Battery prices p/watt and watt p/kg are plummeting at a rate of knots. Re: that and your (totally wrong?) figures on loss per car:

http://www.autonews.com/article/20180717/RETAIL/180719816/tesla-earnings-musk-manufacturing

EDIT: for the lazy

Tesla Model 3 critic flips view, sees possible 30% profit margin
4-5 minutes

The rollout of Tesla Inc.’s Model 3 electric sedan over the last year was plagued by delays and doubts over whether it could ever be profitable. Now, one of car’s most outspoken early critics has changed his view.

Munro & Associates, a small Detroit-area firm that disassembles new cars and analyzes them down to the nuts and bolts, came out in April with damning findings that the Model 3 was poorly built and – even worse for Tesla’s long-term outlook – costly to build. On that second point, at least, founder Sandy Munro has reversed course.

Upon further analysis, his firm has found that the sedan can be profitable. It may even have the potential to make a 30 percent margin, which would be unmatched by any other other battery-powered vehicle.

“A lot of crow is being eaten around here,” Munro said in an interview posted Monday by “Autoline After Hours,” a show streamed weekly by a Metro Detroit broadcaster. “No electric car is getting 30 percent. Nobody.”

Munro said the systems that impressed him most were the tight integration of circuit board components, which he calls “a symphony of engineering,” and the efficiency of the battery developed by Tesla and Panasonic Corp. Munro also pointed to a comprehensive side-by-side comparison of the parts and materials used by the Model 3, General Motors’ Chevrolet Bolt, and BMW AG’s i3, in which the Model 3 comes out favorably.

The Munro report echoes a teardown published in June by German magazine WirtschaftsWoche. That analysis, conducted by German car engineers, found that the Model 3 costs about $28,000 to build – $18,000 for materials and $10,000 for production.

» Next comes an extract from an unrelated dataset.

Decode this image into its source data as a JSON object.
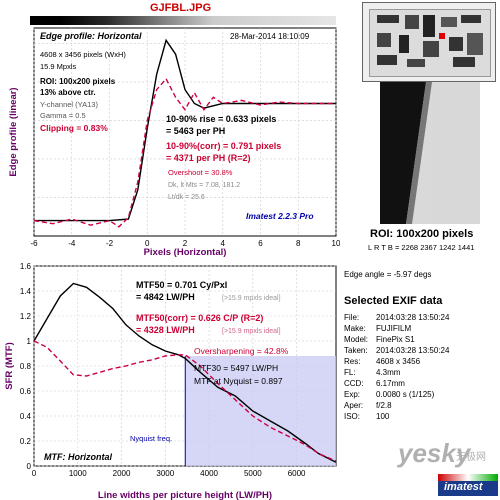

The cheapest Model 3 currently available starts at about $50,000, though a $35,000 version is planned by around the end of this year.

CEO Elon Musk has based his prediction that Tesla will be profitable in the third and fourth quarters of this year on its ability to produce 5,000 of the sedans a week. The company exceeded that threshold in the last week of June, producing 5,031 units, but has yet to prove it can sustain those numbers. In an interview with Bloomberg Businessweek last week, Musk said Tesla should be able to reach mass production without much strain in August.

Tesla has set a long-term target for the Model 3 to earn a 25 percent gross margin. In May, the company said it expected a “slightly lower” margin in the “medium term” because it dialed back automation in certain areas of manufacturing the car, boosting labor costs.

Tariffs, higher commodity prices and a weaker U.S. dollar also may drag on the sedan’s profitability, though consumers were paying more for it on average than Tesla expected, Musk and CFO Deepak Ahuja wrote in their quarterly letter to shareholders.

“The Model 3 is profitable,” Munro said. “I didn’t think it was going to happen this way.”

Car companies have been screwing parts suppliers for ever, nothing to see here.